In a virtual world called Arcadia, sifting through yards of Martian bones is all in a day’s work.
Chasing through leaves, over rivers and between red mountains, the goal is to find bone specimens, analyze them and figure out what tragedy happened in fictional Arcadia to leave so many scattered remains and no signs of life.
Launched in 2010, this game called Martian Boneyards is the brainchild of Cambridge-based Educational Gaming Environments group (EdGE). The gaming group is just one division at TERC, a larger non-profit organization that focuses on math and science education.
So how do Martian bones relate to science and math education? The game designers believe that some of the skills you need to succeed in Martian Boneyards—collecting evidence, analyzing data and drawing conclusions—are the same tools someone uses to succeed in science. The game is part of a larger massively-multiplayer online environment (MMO) called Blue Mars, and is built upon the types of investigations central to sciences like forensics and genetic engineering.
If you were at last year’s Cambridge Science Festival, you might remember a preview of Martian Boneyards that was showcased. You can also check out what the game looks like here. This year, EdGE will introduce a new game called Canaries. This web-based science game starts out with the premise that planet Earth is in grave danger. A message from the future advises players that their best attempts at a rescue mission to save the planet involves birds. The rest of the game focuses on gathering evidence, drawing conclusions and making decisions to save the birds—and therefore, to save the planet and the people.

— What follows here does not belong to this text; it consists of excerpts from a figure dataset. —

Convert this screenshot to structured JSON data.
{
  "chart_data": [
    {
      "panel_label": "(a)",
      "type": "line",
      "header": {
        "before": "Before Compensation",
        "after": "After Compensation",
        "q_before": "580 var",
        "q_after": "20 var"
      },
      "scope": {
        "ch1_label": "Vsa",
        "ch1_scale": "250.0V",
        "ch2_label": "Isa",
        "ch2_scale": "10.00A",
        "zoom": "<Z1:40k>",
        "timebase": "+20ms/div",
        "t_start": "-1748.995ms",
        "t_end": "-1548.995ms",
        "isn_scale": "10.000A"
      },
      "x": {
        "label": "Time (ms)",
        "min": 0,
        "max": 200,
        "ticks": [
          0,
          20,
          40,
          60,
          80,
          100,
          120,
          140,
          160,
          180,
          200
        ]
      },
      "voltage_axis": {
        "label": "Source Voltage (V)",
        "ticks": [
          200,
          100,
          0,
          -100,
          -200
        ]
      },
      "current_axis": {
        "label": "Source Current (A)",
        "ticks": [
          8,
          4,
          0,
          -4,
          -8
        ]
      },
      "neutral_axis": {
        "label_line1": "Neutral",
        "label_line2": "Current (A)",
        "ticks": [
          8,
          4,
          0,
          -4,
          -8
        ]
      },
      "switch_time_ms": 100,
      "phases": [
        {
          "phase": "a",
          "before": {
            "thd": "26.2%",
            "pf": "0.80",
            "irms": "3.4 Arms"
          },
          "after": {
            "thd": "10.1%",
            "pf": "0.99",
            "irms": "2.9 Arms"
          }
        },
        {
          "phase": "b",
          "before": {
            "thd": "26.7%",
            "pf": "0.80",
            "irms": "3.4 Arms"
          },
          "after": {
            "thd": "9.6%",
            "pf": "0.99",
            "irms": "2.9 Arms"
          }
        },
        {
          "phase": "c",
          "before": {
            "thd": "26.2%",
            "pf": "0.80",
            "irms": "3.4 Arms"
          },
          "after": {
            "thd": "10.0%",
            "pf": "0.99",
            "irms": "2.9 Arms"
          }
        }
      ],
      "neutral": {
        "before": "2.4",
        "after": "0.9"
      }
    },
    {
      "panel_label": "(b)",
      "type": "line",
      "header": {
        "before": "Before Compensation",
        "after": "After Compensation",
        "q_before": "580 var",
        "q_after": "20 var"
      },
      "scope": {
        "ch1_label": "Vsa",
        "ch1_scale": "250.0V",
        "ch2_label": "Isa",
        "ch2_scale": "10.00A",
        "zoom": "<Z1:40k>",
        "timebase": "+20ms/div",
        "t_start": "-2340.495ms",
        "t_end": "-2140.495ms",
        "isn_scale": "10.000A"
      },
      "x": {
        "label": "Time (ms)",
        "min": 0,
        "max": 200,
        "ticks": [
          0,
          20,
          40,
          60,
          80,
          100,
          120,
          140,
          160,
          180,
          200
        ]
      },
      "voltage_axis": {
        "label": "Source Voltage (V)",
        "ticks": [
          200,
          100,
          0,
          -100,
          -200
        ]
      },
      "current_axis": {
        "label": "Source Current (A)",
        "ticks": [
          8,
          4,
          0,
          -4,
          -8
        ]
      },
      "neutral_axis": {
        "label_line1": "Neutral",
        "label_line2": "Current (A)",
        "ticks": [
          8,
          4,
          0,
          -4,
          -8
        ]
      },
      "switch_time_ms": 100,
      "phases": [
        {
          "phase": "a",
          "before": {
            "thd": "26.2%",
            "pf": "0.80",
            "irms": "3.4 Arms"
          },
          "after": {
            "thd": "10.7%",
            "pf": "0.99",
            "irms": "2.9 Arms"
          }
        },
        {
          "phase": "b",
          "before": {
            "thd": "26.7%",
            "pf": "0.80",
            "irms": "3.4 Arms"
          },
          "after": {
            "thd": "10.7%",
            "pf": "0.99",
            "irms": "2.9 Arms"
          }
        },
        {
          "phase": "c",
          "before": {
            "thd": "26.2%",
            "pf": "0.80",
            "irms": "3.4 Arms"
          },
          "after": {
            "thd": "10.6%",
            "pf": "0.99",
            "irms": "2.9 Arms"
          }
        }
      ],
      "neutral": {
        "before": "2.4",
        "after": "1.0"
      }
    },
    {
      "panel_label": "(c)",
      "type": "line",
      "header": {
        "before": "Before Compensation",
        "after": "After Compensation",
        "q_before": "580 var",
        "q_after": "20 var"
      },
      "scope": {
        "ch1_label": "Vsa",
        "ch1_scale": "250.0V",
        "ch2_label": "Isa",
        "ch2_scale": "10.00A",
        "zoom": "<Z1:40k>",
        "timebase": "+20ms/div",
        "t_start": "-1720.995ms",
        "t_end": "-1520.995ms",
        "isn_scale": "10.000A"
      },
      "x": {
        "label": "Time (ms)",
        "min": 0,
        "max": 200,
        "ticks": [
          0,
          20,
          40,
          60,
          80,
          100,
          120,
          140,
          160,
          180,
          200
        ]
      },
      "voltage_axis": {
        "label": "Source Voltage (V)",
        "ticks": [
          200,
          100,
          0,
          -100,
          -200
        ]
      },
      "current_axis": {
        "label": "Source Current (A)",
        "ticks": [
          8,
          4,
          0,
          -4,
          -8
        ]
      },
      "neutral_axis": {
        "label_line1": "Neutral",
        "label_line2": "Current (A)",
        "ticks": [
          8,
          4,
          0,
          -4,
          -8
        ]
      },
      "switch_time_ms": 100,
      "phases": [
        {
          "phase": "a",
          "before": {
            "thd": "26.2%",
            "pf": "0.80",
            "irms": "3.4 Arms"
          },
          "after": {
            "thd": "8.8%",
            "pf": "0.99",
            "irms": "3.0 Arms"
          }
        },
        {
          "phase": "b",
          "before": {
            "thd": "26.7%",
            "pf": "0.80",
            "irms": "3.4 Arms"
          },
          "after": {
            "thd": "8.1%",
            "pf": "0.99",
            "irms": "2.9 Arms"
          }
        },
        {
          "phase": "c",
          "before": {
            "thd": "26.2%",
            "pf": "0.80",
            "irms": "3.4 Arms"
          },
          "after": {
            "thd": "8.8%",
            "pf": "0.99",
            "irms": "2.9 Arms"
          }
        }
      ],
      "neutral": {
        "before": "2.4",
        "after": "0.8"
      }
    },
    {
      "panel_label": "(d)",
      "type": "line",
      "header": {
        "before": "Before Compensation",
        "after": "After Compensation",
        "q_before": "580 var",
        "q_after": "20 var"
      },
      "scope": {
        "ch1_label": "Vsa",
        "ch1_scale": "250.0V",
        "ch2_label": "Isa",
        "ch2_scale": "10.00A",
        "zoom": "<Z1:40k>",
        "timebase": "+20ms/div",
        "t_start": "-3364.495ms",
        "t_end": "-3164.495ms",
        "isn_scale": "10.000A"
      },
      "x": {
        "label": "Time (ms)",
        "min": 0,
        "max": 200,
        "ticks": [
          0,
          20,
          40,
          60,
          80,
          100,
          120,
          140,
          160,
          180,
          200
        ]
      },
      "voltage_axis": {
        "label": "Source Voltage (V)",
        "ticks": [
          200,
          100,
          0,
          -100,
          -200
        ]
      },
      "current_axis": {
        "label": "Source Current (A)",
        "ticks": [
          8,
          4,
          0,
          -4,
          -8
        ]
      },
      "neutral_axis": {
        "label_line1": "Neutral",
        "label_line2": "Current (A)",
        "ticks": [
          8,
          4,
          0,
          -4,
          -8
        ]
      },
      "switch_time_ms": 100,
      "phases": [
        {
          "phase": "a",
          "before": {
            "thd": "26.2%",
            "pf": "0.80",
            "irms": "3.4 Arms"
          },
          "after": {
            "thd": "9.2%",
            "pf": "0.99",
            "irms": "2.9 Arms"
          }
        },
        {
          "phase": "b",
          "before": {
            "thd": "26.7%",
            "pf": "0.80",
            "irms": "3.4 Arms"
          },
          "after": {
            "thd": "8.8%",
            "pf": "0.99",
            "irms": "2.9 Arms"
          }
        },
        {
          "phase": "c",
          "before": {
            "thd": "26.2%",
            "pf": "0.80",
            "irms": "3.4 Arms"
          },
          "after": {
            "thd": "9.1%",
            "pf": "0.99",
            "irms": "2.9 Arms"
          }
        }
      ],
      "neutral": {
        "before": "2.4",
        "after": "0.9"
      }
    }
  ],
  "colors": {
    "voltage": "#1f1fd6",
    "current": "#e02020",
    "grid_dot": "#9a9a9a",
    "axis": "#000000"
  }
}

Both Martian Boneyards and Canaries are virtual reality games, but the worlds they depict might as well be our real lives. The problems at their cores deal with environmental sustainability and climate change, topics of high relevance and debate today. Many misconceptions on climate change still exist. TERC believes it’s important to get students and teachers on board with the facts, which is why they’re hosting a session called Climate Literacy 101. It runs from 5:30 to 7:00pm on May 4 at TERC’s headquarters in Cambridge.
In the Martian Boneyards video preview, one line of text appears on the screen repeatedly: “We are not alone.” This message rings true not only in the virtual reality game, but also when it comes to our own real planet. As part of a living, growing, functioning, warming whole, we are not alone on Earth. Isn’t it time, then, to start thinking about leaving enough resources for future generations?
There’s also the fact that a little consideration and restraint when it comes to natural resources is probably a whole lot easier to achieve than a full-scale search for Martian bones.